There are only so many.
Basically, every story goes something like this:
man, woman, child, animal-protagonist-treated-anthropomorphically deals with antagonists, nature, supernatural or alien elements in order to win love, get sex, save the world, right a wrong, win power, or just get what they want – including and up to acceptance in the world.
At least, that’s the way we do it in the west.
In fantasy, there’s usually at least one epic battle, and quiet often a more than archetypical Grand Journey.
You are probably not going to write anything new. Ever.
Which doesn’t really matter.
In the beginning, story was a way of teaching, of passing on history, norms, mores around the tribal campfire – in hopes of keeping the children safe, turning them into admirable and trustworthy adults, and preserving skill sets necessary to the survival of the community. Oh, and it was a way of making people laugh, too. Or whipping up anger and blood-lust in anticipation of battle or hunting.
It didn’t matter how many times the stories were told. It mattered HOW they were told. And the context – that mattered too – stories shared in the safe circle of the light, told in the rich voice of those who had probably lived long enough to know the story meant something important.
That’s not the way things are now. Plots are written to cajole dollars out of the pockets of investors and audiences. Which is why so many things in stories seem to blow up, so many women are tall, willowy and unclothed, and nothing truly important actually happens in the end. Oh, and why there’s always an ending – like dessert. Proven formulas that are pretty well guaranteed to bring in an audience, which means bringing in the bucks. Meaning doesn’t figure very deeply into this kind of storytelling.
I like a plot that’s honest – that doesn’t manipulate cause and effect, but instead factors in the real consequences of every choice. I don’t like it when writers stick in plot elements and then don’t deal with them—as though some actually very significant choices could be plot-neutral. If there isn’t time to deal with the consequences of those elements, the honest thing to do is leave them out altogether.
In the end, I want a story to move me. Make me think. Puzzle me and then have a true ah-ha moment in the end. What I really hate is when you invest a lot of time in a complex story – and then the writer presents the ah-ha moment – only, it fizzles. Like, this is your climax? So this whole thing has actually been about nothing?
You can actually make a pretty clear map out of a good plot. And if you’re writing a book, at some point, that’s exactly what you should do. Point for point, make a map. If you do this, a graphical representation of your plot twists and turns, you may be able to find places where the plot gets thin, or where it takes unnatural and unrealistic turns.
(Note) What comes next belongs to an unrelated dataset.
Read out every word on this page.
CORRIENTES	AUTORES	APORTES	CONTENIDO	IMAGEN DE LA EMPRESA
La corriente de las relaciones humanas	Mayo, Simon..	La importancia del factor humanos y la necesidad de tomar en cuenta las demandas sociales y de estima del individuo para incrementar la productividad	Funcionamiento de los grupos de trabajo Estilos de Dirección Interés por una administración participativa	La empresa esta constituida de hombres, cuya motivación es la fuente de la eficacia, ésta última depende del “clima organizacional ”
Like, realistically, you can’t go very far west and suddenly find yourself in New York – not unless you start in Europe and cross water. The map gives you a chance to correct the incongruity before an agent or an editor gets turned off by it.
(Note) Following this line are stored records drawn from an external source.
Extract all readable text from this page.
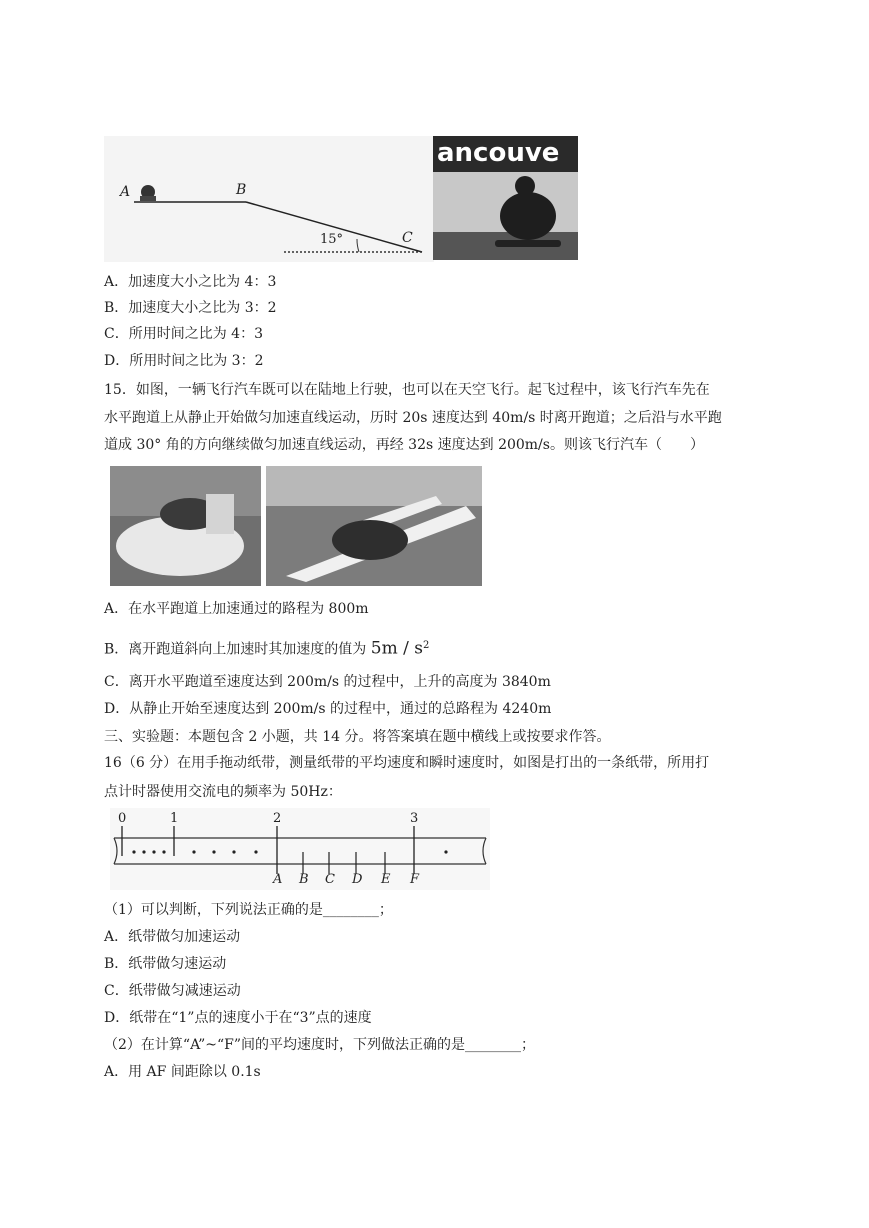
A	B
15°	C
ancouve
A．加速度大小之比为 4：3
B．加速度大小之比为 3：2
C．所用时间之比为 4：3
D．所用时间之比为 3：2
15．如图，一辆飞行汽车既可以在陆地上行驶，也可以在天空飞行。起飞过程中，该飞行汽车先在
水平跑道上从静止开始做匀加速直线运动，历时 20s 速度达到 40m/s 时离开跑道；之后沿与水平跑
道成 30° 角的方向继续做匀加速直线运动，再经 32s 速度达到 200m/s。则该飞行汽车（　　）
A．在水平跑道上加速通过的路程为 800m
B．离开跑道斜向上加速时其加速度的值为 $5m / s^2$
C．离开水平跑道至速度达到 200m/s 的过程中，上升的高度为 3840m
D．从静止开始至速度达到 200m/s 的过程中，通过的总路程为 4240m
三、实验题：本题包含 2 小题，共 14 分。将答案填在题中横线上或按要求作答。
16（6 分）在用手拖动纸带，测量纸带的平均速度和瞬时速度时，如图是打出的一条纸带，所用打
点计时器使用交流电的频率为 50Hz：
0	1	2	3
A B C D E F
（1）可以判断，下列说法正确的是________；
A．纸带做匀加速运动
B．纸带做匀速运动
C．纸带做匀减速运动
D．纸带在“1”点的速度小于在“3”点的速度
（2）在计算“A”~“F”间的平均速度时，下列做法正确的是________；
A．用 AF 间距除以 0.1s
Another really good exercise is to ask yourself what the point of the book actually is. Because if your story is actually about something, your direction of movement becomes clear. Your plot elements line up and grow to that point, and your ah-ha moment has a better chance of working.
Most plots follow the same formula. You introduce life as it is at the beginning – characters and the status quo of their lives. Then you add the conflict, the obstacle, the source of the tension, the problem. Most of the book is the solving of the problem; in fantasy, this often translates as – your characters go on an epic journey. In mysteries, you collect testimony and evidence, dropping hints in scenes that expose character and add bits of backstory. Then you work your way to the climax – where the tension comes to the bursting point, all of the misdirection comes together in one place, the danger is faced, the truth finally revealed, the battle fought and won. And after that, the denouement – the winding down – the scattering of the cast – regular life, somewhat or totally changed, taken up again.
Real life is not like this, of course. Real life is full of small moments of climax, short times of denouement, and a constant stream of not very glamorous – and usually, thankfully, not terribly dangerous – annoying and distressing problems to be solved. If there are large climaxes, the good people don’t always win and the truth doesn’t always come out. And the life that follows is not clearly better, safer, more peaceful.
Stories are so neat and clean.
And I think maybe sometimes we don’t deal with life because we expect it to fit into a traditional narrative. I think we go to stories for the catharsis we don’t often find in life. Whether this is good or not, I don’t know. Our recent ancestors were suspicious of novels. Maybe this is partly why. Maybe fiction reading shortens our wind – we become good emotional sprinters, but lose our ability to last the long haul.